The image's name comes from the basilisk, a legendary reptile said to have the power to cause death with a single glance.
Langford has won numerous Hugo Awards[19] for his activities as a fan journalist on his free newsletterAnsible, which he has described as "The SF Private Eye".[20] The name is taken from Ursula K. Le Guin's science-fictional communication device. The newsletter first appeared in August 1979.[21] Fifty issues were published by 1987, when it entered a hiatus. Since resuming publication in 1991, Ansible has appeared monthly (with occasional extra issues given "half" numbers, e.g. Ansible 531⁄2) as a two-sided A4 sheet and latterly also online. A digest has appeared as the "Ansible Link" column in Interzone since issue 62, August 1992. The complete archive of Ansible is available at Langford's personal website. Ansible issue 300 was published on 2 July 2012.[22]
Ansible has for many years advertised that paper copies are available for various unlikely items[23] such as "SAE, Fwai-chi shags or Rhune Books of Deeds".[24] In 1996, Ursula K. Le Guin wrote: "Tell me what I can send in exchange for Ansible. In Oregon we grow many large fir trees; also we have fish."[25]
Langford wrote the science fiction and fantasy book review column for White Dwarf from 1983 to 1988, continuing in other British role-playing game magazines until 1991; the columns are collected as The Complete Critical Assembly (2001). He has also written a regular column for the SFX magazine, featuring in every issue from its launch in 1995 to #274 dated July 2016.[26] A tenth-anniversary collection of these columns appeared in 2005 as The SEX Column and other misprints; this was shortlisted for a 2006 Hugo Award for Best Related Book. Further SFX columns are collected in Starcombing: columns, essays, reviews and more (2009), which also includes much other material written since 2000.
David Langford has also written columns for several computer magazines, notably 8000 Plus (later renamed PCW Plus), which was devoted to the Amstrad PCW word processor. This column ran, though not continuously, from the first issue in October 1986 to the last, dated Christmas 1996; it was revived in the small-press magazine PCW Today from 1997 to 2002, and all the columns are collected as The Limbo Files (2009). Langford's 1985–1988 "The Disinformation Column" for Apricot File was about Apricot Computers systems; these columns are collected as The Apricot Files (2007).
A collection of nonfiction and humorous work, Let's Hear It for the Deaf Man, was published in 1992 by NESFA Press. This was incorporated into a follow-up collection, consisting of 47 nonfiction pieces and three short stories, and published as The Silence of the Langford in 1996. Up Through an Empty House of Stars (2003) is a further collection of one hundred reviews and essays.
Much of Langford's early book-length publication was futurological in nature.
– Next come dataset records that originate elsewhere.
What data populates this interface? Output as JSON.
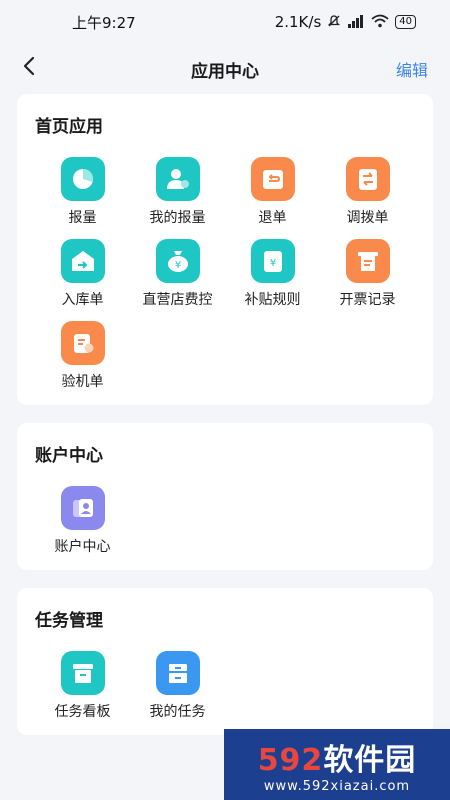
{
  "status_bar": {
    "time": "上午9:27",
    "speed": "2.1K/s",
    "battery": "40"
  },
  "header": {
    "back_icon": "chevron-left-icon",
    "title": "应用中心",
    "edit_label": "编辑"
  },
  "sections": [
    {
      "title": "首页应用",
      "items": [
        {
          "label": "报量",
          "icon": "pie-chart-icon",
          "color": "#1ec7c3"
        },
        {
          "label": "我的报量",
          "icon": "person-report-icon",
          "color": "#1ec7c3"
        },
        {
          "label": "退单",
          "icon": "return-box-icon",
          "color": "#f98a4c"
        },
        {
          "label": "调拨单",
          "icon": "transfer-doc-icon",
          "color": "#f98a4c"
        },
        {
          "label": "入库单",
          "icon": "warehouse-in-icon",
          "color": "#1ec7c3"
        },
        {
          "label": "直营店费控",
          "icon": "money-bag-icon",
          "color": "#1ec7c3"
        },
        {
          "label": "补贴规则",
          "icon": "subsidy-wallet-icon",
          "color": "#1ec7c3"
        },
        {
          "label": "开票记录",
          "icon": "invoice-icon",
          "color": "#f98a4c"
        },
        {
          "label": "验机单",
          "icon": "inspection-clipboard-icon",
          "color": "#f98a4c"
        }
      ]
    },
    {
      "title": "账户中心",
      "items": [
        {
          "label": "账户中心",
          "icon": "account-card-icon",
          "color": "#8b89ee"
        }
      ]
    },
    {
      "title": "任务管理",
      "items": [
        {
          "label": "任务看板",
          "icon": "task-board-icon",
          "color": "#1ec7c3"
        },
        {
          "label": "我的任务",
          "icon": "my-task-icon",
          "color": "#3a98f0"
        }
      ]
    }
  ],
  "watermark": {
    "brand_num": "592",
    "brand_text": "软件园",
    "url": "www.592xiazai.com"
  }
}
War in 2080: The Future of Military Technology, published in 1979, and The Third Millennium: A History of the World AD 2000-3000 (1985), jointly written with fellow science fiction author Brian Stableford, are two examples. Both these authors also worked with Peter Nicholls on The Science in Science Fiction (1982). Within the broader field of popular non-fiction, Langford co-wrote Facts and Fallacies: a Book of Definitive Mistakes and Misguided Predictions (1984) with Chris Morgan.
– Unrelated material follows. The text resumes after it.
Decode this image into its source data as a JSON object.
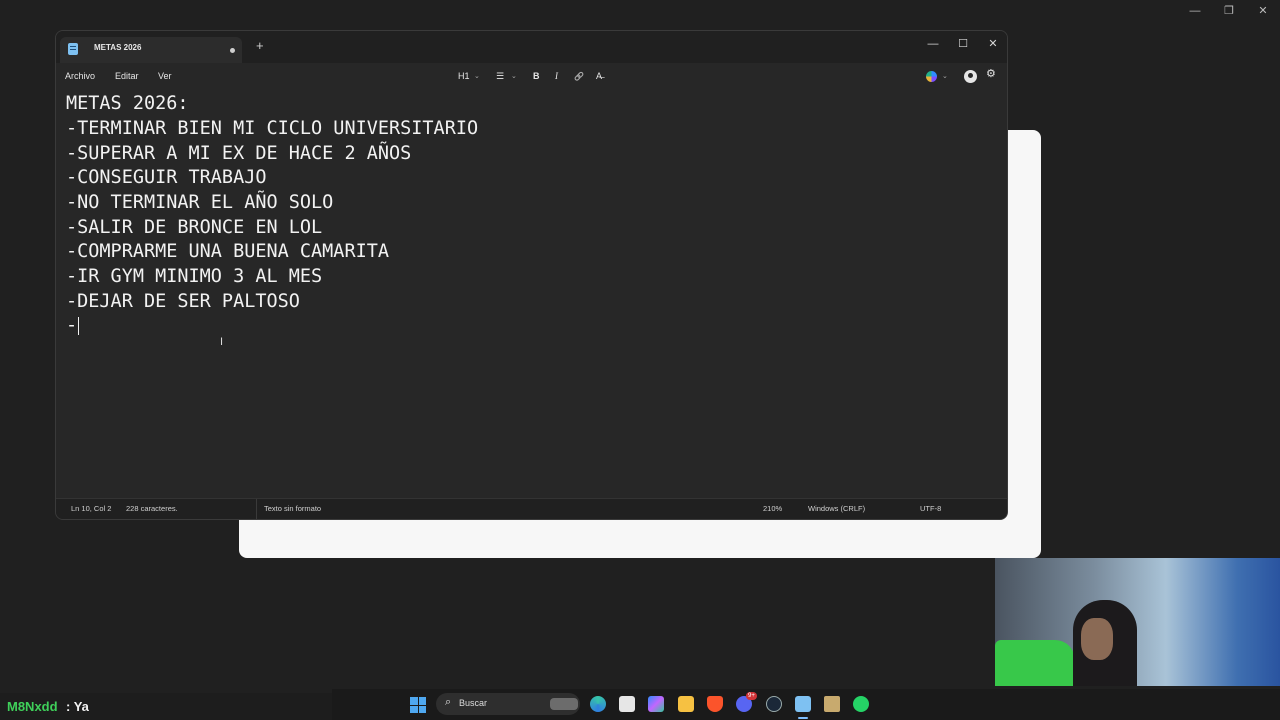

Excluding collections, Langford's most recent professionally published book is The End of Harry Potter? (2006), an unauthorised companion to the famous series by J. K. Rowling. The work was published after the publication of the sixth volume in the Harry Potter series, but before publication of the seventh and final volume. It contains information, extracted from the books and from Rowling's many public statements, about the wizarding world and popular theories concerning how the plot will develop in the last book. A revised version was published in the US in March 2007 by Tor Books, and in paperback form in the UK in May 2007. The book was commissioned from Langford by Malcolm Edwards of Orion Books, who were seeking a book about the Harry Potter series.